"
"He thinks that of all women, young or old?"
"Yes, I think so. He tells me that whereas most men make the mistake of
putting down womanly unreason to the score of their having too much
heart, he puts it down to their having no heart at all, which he says
is so mad a state that they are unrecognisable as human creatures."
"But--(alas, poor Alfred)--you have made a charming confidante for us!"
"Confidante? He will make the best. He is devoted to me."
"To me?"
"To anything, to any one I care for."
"Not to me. What you have told me is the key to his expression when he
looks at me. If he is devoted to you it is not an unreasoning devotion,
and he is judging me poisonous to you. As he has himself been hurt, he
will not have you hurt. I wish he had never come. I wish he might never
be my driver to the river, and your friend, and our enemy."
"Fanny!"
"I wish it. I am unhappy about him, and unhappiness is always punished.

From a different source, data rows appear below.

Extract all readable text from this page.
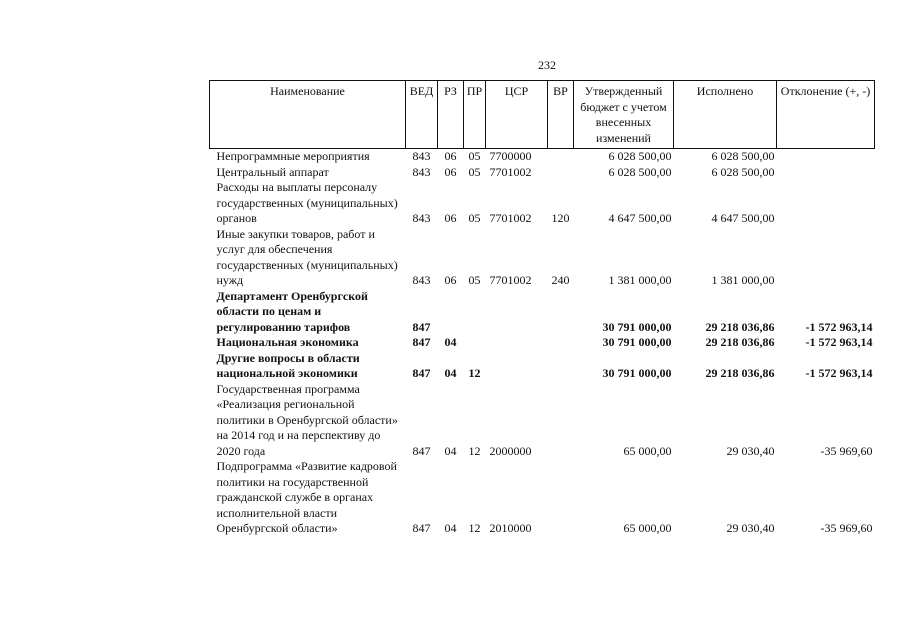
232
Наименование	ВЕД	РЗ	ПР	ЦСР	ВР	Утвержденный бюджет с учетом внесенных изменений	Исполнено	Отклонение (+, -)
Непрограммные мероприятия	843	06	05	7700000		6 028 500,00	6 028 500,00	
Центральный аппарат	843	06	05	7701002		6 028 500,00	6 028 500,00	
Расходы на выплаты персоналу государственных (муниципальных) органов	843	06	05	7701002	120	4 647 500,00	4 647 500,00	
Иные закупки товаров, работ и услуг для обеспечения государственных (муниципальных) нужд	843	06	05	7701002	240	1 381 000,00	1 381 000,00	
Департамент Оренбургской области по ценам и регулированию тарифов	847					30 791 000,00	29 218 036,86	-1 572 963,14
Национальная экономика	847	04				30 791 000,00	29 218 036,86	-1 572 963,14
Другие вопросы в области национальной экономики	847	04	12			30 791 000,00	29 218 036,86	-1 572 963,14
Государственная программа «Реализация региональной политики в Оренбургской области» на 2014 год и на перспективу до 2020 года	847	04	12	2000000		65 000,00	29 030,40	-35 969,60
Подпрограмма «Развитие кадровой политики на государственной гражданской службе в органах исполнительной власти Оренбургской области»	847	04	12	2010000		65 000,00	29 030,40	-35 969,60
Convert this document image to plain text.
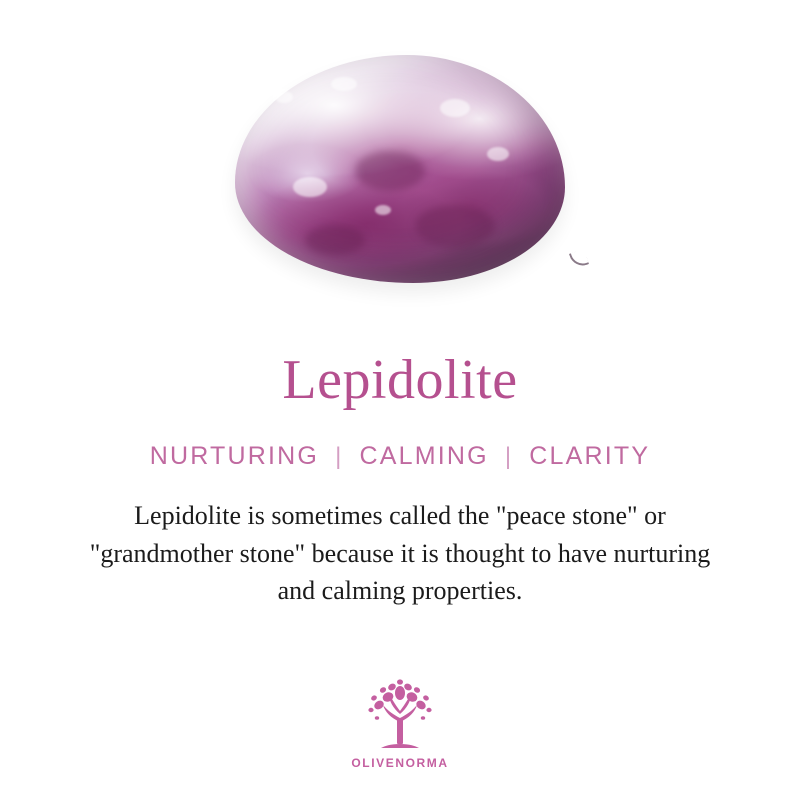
Lepidolite
NURTURING | CALMING | CLARITY
Lepidolite is sometimes called the "peace stone" or "grandmother stone" because it is thought to have nurturing and calming properties.
OLIVENORMA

While we were in Metz every one smiled at us; here every one will spy
us out, scold, frown, punish--"
"And your magic luck?"
"Alfred threatens my luck," she said. Then, with another look, "Are you
angry with me? Can you love such a character?"
"I love it now."
"You have never heard me when I scold, or cry or am sulky?..."
"Never."
"But if I make the experiment?"
"I could make a hundred experiments, but I make none of them.